The presence of cysts in these animals was examined using two different techniques, ultrasound and radiography, in order to assess the suitability of each for such a purpose. A total of 45 female buffaloes and cattle were the subjects of this study, with an average age of 7 years. The full paper (with all the results) is titled ‘Comparison of radiography and ultrasonography in the detection of lung and liver cysts in cattle and buffaloes’ by Kumar A et al, Veterinary World, 2016 Oct:9(10):1113-1120, with the results looking at ultrasonography primarily focused on for the purposes of this article.
What they found
Ultrasound imaging both longitudinally, transversely and with and without colour Doppler enabled cavitary liver masses to be detected in individuals, which radiography was unable to do. These masses were described as ranging from anechoic (returning very few echoes – showing up as black) to hyperechoic (very reflective – showing up bright white).

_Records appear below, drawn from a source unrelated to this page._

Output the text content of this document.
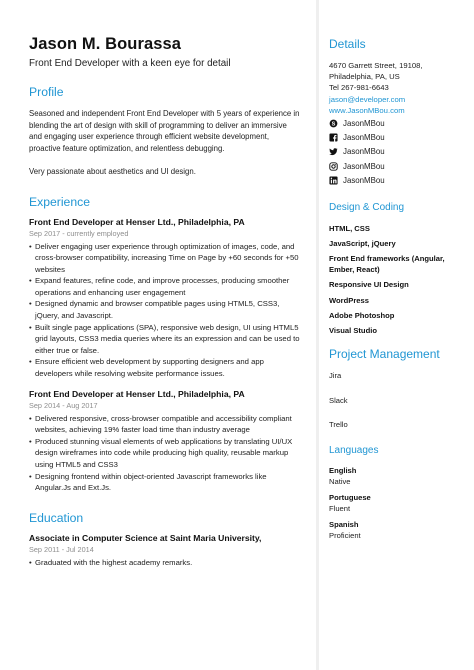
Jason M. Bourassa
Front End Developer with a keen eye for detail
Profile
Seasoned and independent Front End Developer with 5 years of experience in blending the art of design with skill of programming to deliver an immersive and engaging user experience through efficient website development, proactive feature optimization, and relentless debugging.
Very passionate about aesthetics and UI design.
Experience
Front End Developer at Henser Ltd., Philadelphia, PA
Sep 2017 - currently employed
• Deliver engaging user experience through optimization of images, code, and cross-browser compatibility, increasing Time on Page by +60 seconds for +50 websites
• Expand features, refine code, and improve processes, producing smoother operations and enhancing user engagement
• Designed dynamic and browser compatible pages using HTML5, CSS3, jQuery, and Javascript.
• Built single page applications (SPA), responsive web design, UI using HTML5 grid layouts, CSS3 media queries where its an expression and can be used to either true or false.
• Ensure efficient web development by supporting designers and app developers while resolving website performance issues.
Front End Developer at Henser Ltd., Philadelphia, PA
Sep 2014 - Aug 2017
• Delivered responsive, cross-browser compatible and accessibility compliant websites, achieving 19% faster load time than industry average
• Produced stunning visual elements of web applications by translating UI/UX design wireframes into code while producing high quality, reusable markup using HTML5 and CSS3
• Designing frontend within object-oriented Javascript frameworks like Angular.Js and Ext.Js.
Education
Associate in Computer Science at Saint Maria University,
Sep 2011 - Jul 2014
• Graduated with the highest academy remarks.
Details
4670 Garrett Street, 19108,
Philadelphia, PA, US
Tel 267-981-6643
jason@developer.com
www.JasonMBou.com
S JasonMBou
JasonMBou
JasonMBou
JasonMBou
JasonMBou
Design & Coding
HTML, CSS
JavaScript, jQuery
Front End frameworks (Angular, Ember, React)
Responsive UI Design
WordPress
Adobe Photoshop
Visual Studio
Project Management
Jira
Slack
Trello
Languages
English
Native
Portuguese
Fluent
Spanish
Proficient
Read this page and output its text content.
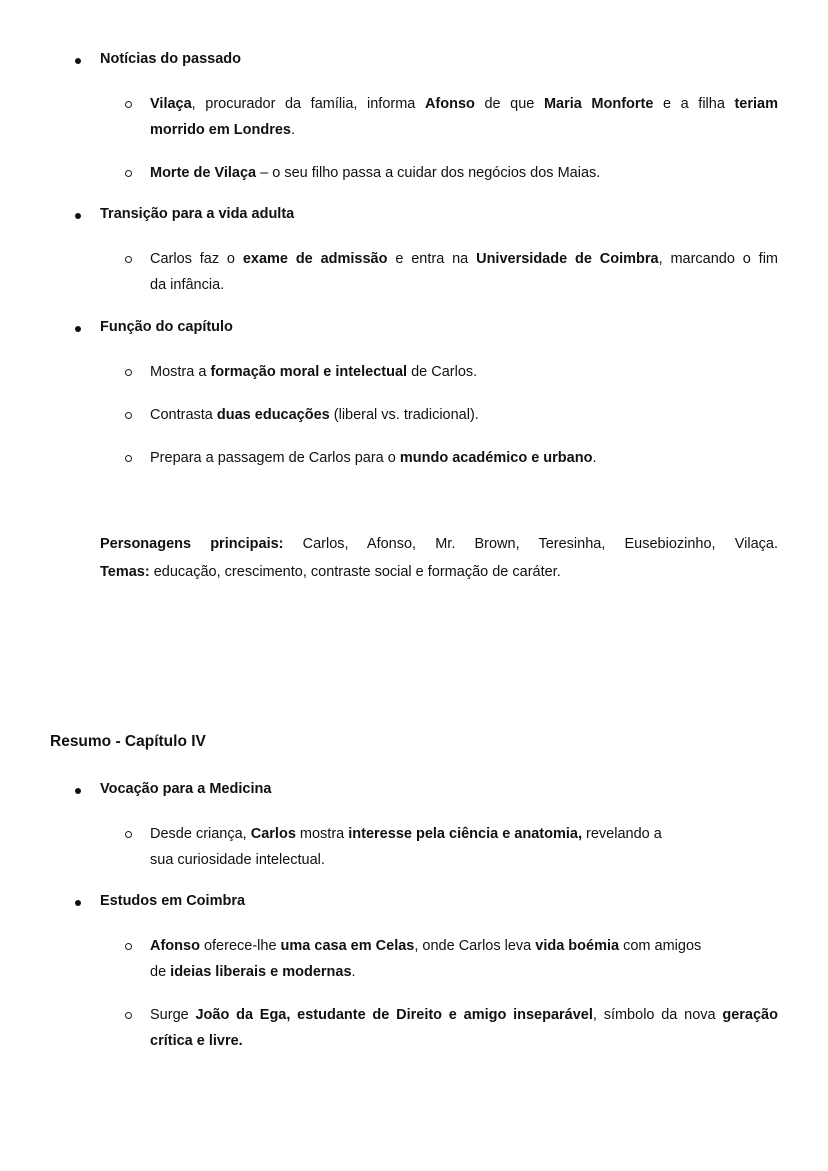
Notícias do passado
Vilaça, procurador da família, informa Afonso de que Maria Monforte e a filha teriam
morrido em Londres.
Morte de Vilaça – o seu filho passa a cuidar dos negócios dos Maias.
Transição para a vida adulta
Carlos faz o exame de admissão e entra na Universidade de Coimbra, marcando o fim
da infância.
Função do capítulo
Mostra a formação moral e intelectual de Carlos.
Contrasta duas educações (liberal vs. tradicional).
Prepara a passagem de Carlos para o mundo académico e urbano.
Personagens principais: Carlos, Afonso, Mr. Brown, Teresinha, Eusebiozinho, Vilaça.
Temas: educação, crescimento, contraste social e formação de caráter.
Resumo - Capítulo IV
Vocação para a Medicina
Desde criança, Carlos mostra interesse pela ciência e anatomia, revelando a
sua curiosidade intelectual.
Estudos em Coimbra
Afonso oferece-lhe uma casa em Celas, onde Carlos leva vida boémia com amigos
de ideias liberais e modernas.
Surge João da Ega, estudante de Direito e amigo inseparável, símbolo da nova geração
crítica e livre.
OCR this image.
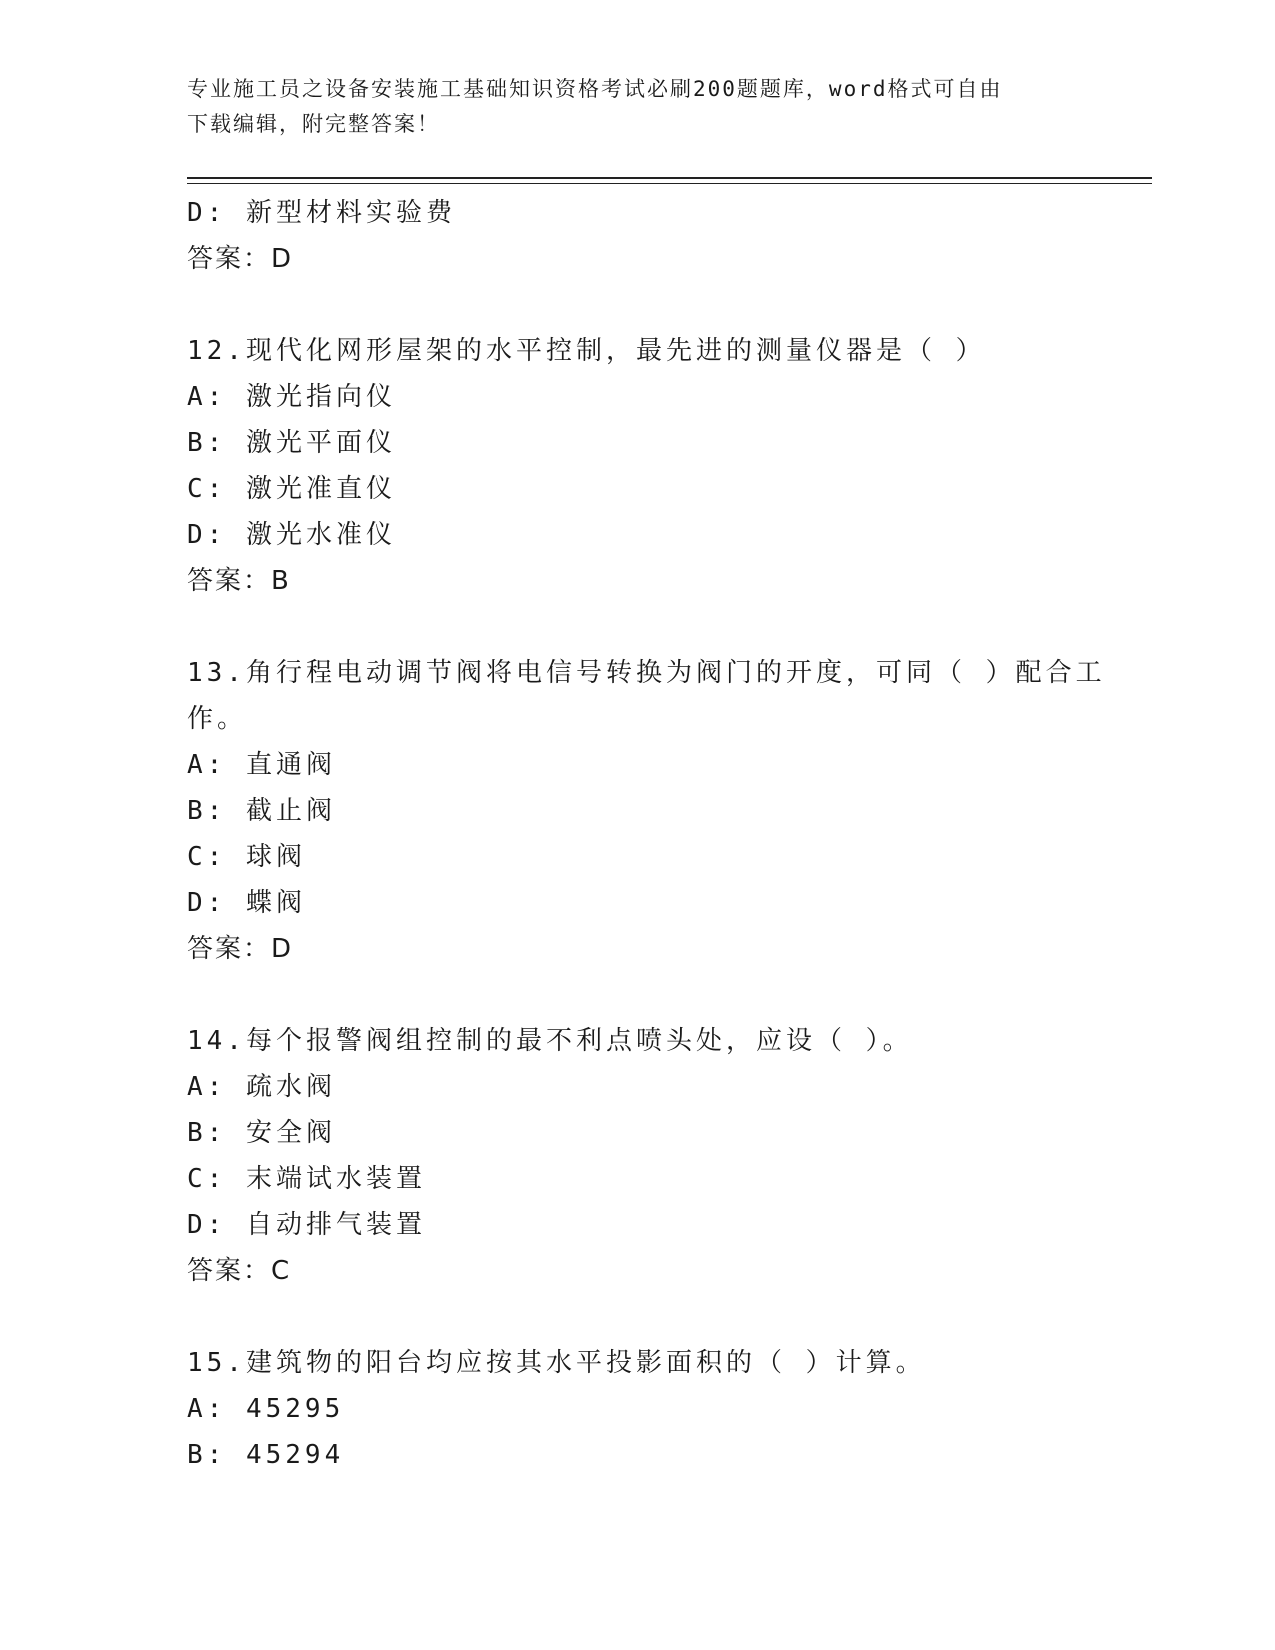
专业施工员之设备安装施工基础知识资格考试必刷200题题库，word格式可自由
下载编辑，附完整答案！
D: 新型材料实验费
答案：D
12.现代化网形屋架的水平控制，最先进的测量仪器是（ ）
A: 激光指向仪
B: 激光平面仪
C: 激光准直仪
D: 激光水准仪
答案：B
13.角行程电动调节阀将电信号转换为阀门的开度，可同（ ）配合工
作。
A: 直通阀
B: 截止阀
C: 球阀
D: 蝶阀
答案：D
14.每个报警阀组控制的最不利点喷头处，应设（ ）。
A: 疏水阀
B: 安全阀
C: 末端试水装置
D: 自动排气装置
答案：C
15.建筑物的阳台均应按其水平投影面积的（ ）计算。
A: 45295
B: 45294
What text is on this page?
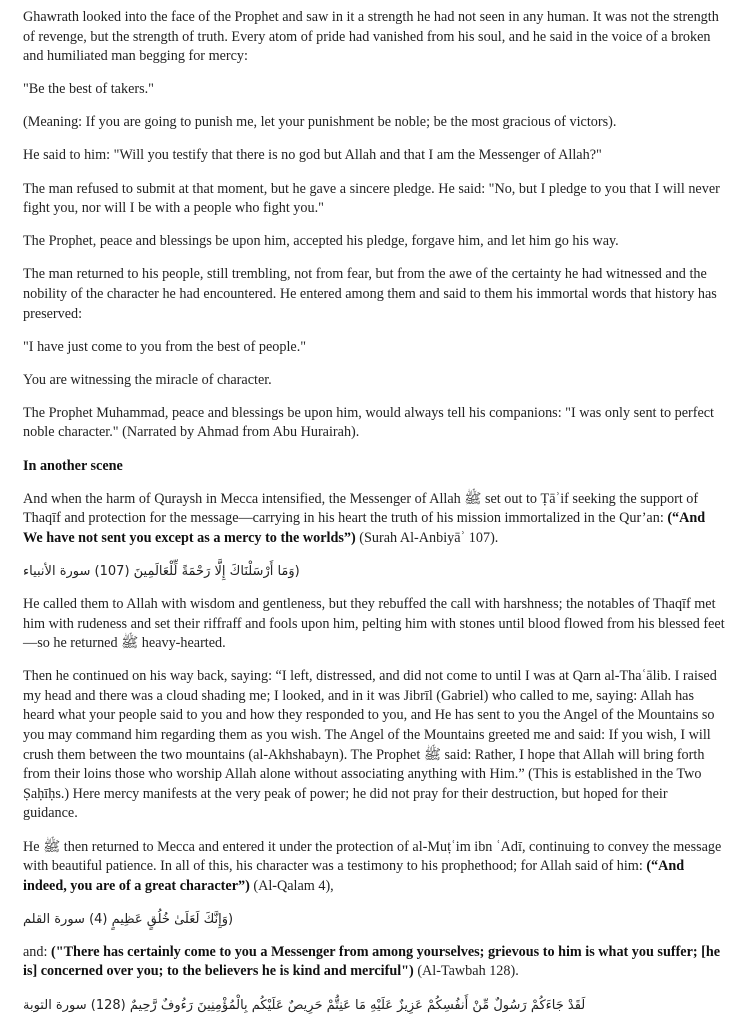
Ghawrath looked into the face of the Prophet and saw in it a strength he had not seen in any human. It was not the strength of revenge, but the strength of truth. Every atom of pride had vanished from his soul, and he said in the voice of a broken and humiliated man begging for mercy:

"Be the best of takers."

(Meaning: If you are going to punish me, let your punishment be noble; be the most gracious of victors).

He said to him: "Will you testify that there is no god but Allah and that I am the Messenger of Allah?"

The man refused to submit at that moment, but he gave a sincere pledge. He said: "No, but I pledge to you that I will never fight you, nor will I be with a people who fight you."

The Prophet, peace and blessings be upon him, accepted his pledge, forgave him, and let him go his way.

The man returned to his people, still trembling, not from fear, but from the awe of the certainty he had witnessed and the nobility of the character he had encountered. He entered among them and said to them his immortal words that history has preserved:

"I have just come to you from the best of people."

You are witnessing the miracle of character.

The Prophet Muhammad, peace and blessings be upon him, would always tell his companions: "I was only sent to perfect noble character." (Narrated by Ahmad from Abu Hurairah).

In another scene

And when the harm of Quraysh in Mecca intensified, the Messenger of Allah ﷺ set out to Ṭāʾif seeking the support of Thaqīf and protection for the message—carrying in his heart the truth of his mission immortalized in the Qur’an: (“And We have not sent you except as a mercy to the worlds”) (Surah Al-Anbiyāʾ 107).

(وَمَا أَرْسَلْنَاكَ إِلَّا رَحْمَةً لِّلْعَالَمِينَ (107) سورة الأنبياء

He called them to Allah with wisdom and gentleness, but they rebuffed the call with harshness; the notables of Thaqīf met him with rudeness and set their riffraff and fools upon him, pelting him with stones until blood flowed from his blessed feet—so he returned ﷺ heavy-hearted.

Then he continued on his way back, saying: “I left, distressed, and did not come to until I was at Qarn al-Thaʿālib. I raised my head and there was a cloud shading me; I looked, and in it was Jibrīl (Gabriel) who called to me, saying: Allah has heard what your people said to you and how they responded to you, and He has sent to you the Angel of the Mountains so you may command him regarding them as you wish. The Angel of the Mountains greeted me and said: If you wish, I will crush them between the two mountains (al-Akhshabayn). The Prophet ﷺ said: Rather, I hope that Allah will bring forth from their loins those who worship Allah alone without associating anything with Him.” (This is established in the Two Ṣaḥīḥs.) Here mercy manifests at the very peak of power; he did not pray for their destruction, but hoped for their guidance.

He ﷺ then returned to Mecca and entered it under the protection of al-Muṭʿim ibn ʿAdī, continuing to convey the message with beautiful patience. In all of this, his character was a testimony to his prophethood; for Allah said of him: (“And indeed, you are of a great character”) (Al-Qalam 4),

(وَإِنَّكَ لَعَلَىٰ خُلُقٍ عَظِيمٍ (4) سورة القلم

and: ("There has certainly come to you a Messenger from among yourselves; grievous to him is what you suffer; [he is] concerned over you; to the believers he is kind and merciful") (Al-Tawbah 128).

لَقَدْ جَاءَكُمْ رَسُولٌ مِّنْ أَنفُسِكُمْ عَزِيزٌ عَلَيْهِ مَا عَنِتُّمْ حَرِيصٌ عَلَيْكُم بِالْمُؤْمِنِينَ رَءُوفٌ رَّحِيمٌ (128) سورة التوبة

In addition, ultrasound imaging was shown to be better for detecting cysts within the liver when compared to radiography, whilst conversely the latter was better for detecting cysts in the lung. This is unsurprising, given what we know about the behaviour of ultrasound waves through fluid and through air. Indeed, where ultrasound is used to examine the lungs in humans, for example, the sonographer will turn off harmonics and will in fact look at the behaviour of ultrasound artefacts, as opposed to actually imaging within the lung itself (unless there is a large pleural effusion present) – scanning a healthy lung is an almost impossible task, given that almost all of the ultrasound energy is reflected back to the transducer at the soft tissue / air interface.
Furthermore, ultrasound imaging was not deemed to be the most suitable way to examine cysts within the lung, and consequently utilising a combination of both techniques would be of the greatest advantage to a practitioner wishing to assess cysts in these animals. This research also revealed a correlation between the presence of cysts in both the lung and liver, with over half of the subjects looked at presenting with both.
Whilst a combination of both ultrasound and radiography would be appropriate in the detection of liver and lung cysts, as ultrasound imaging was able to identify cysts in both regions, practitioners may wish to consider using ultrasonography when trying to assess the likelihood of cattle or buffalo suffering from echinococcosis.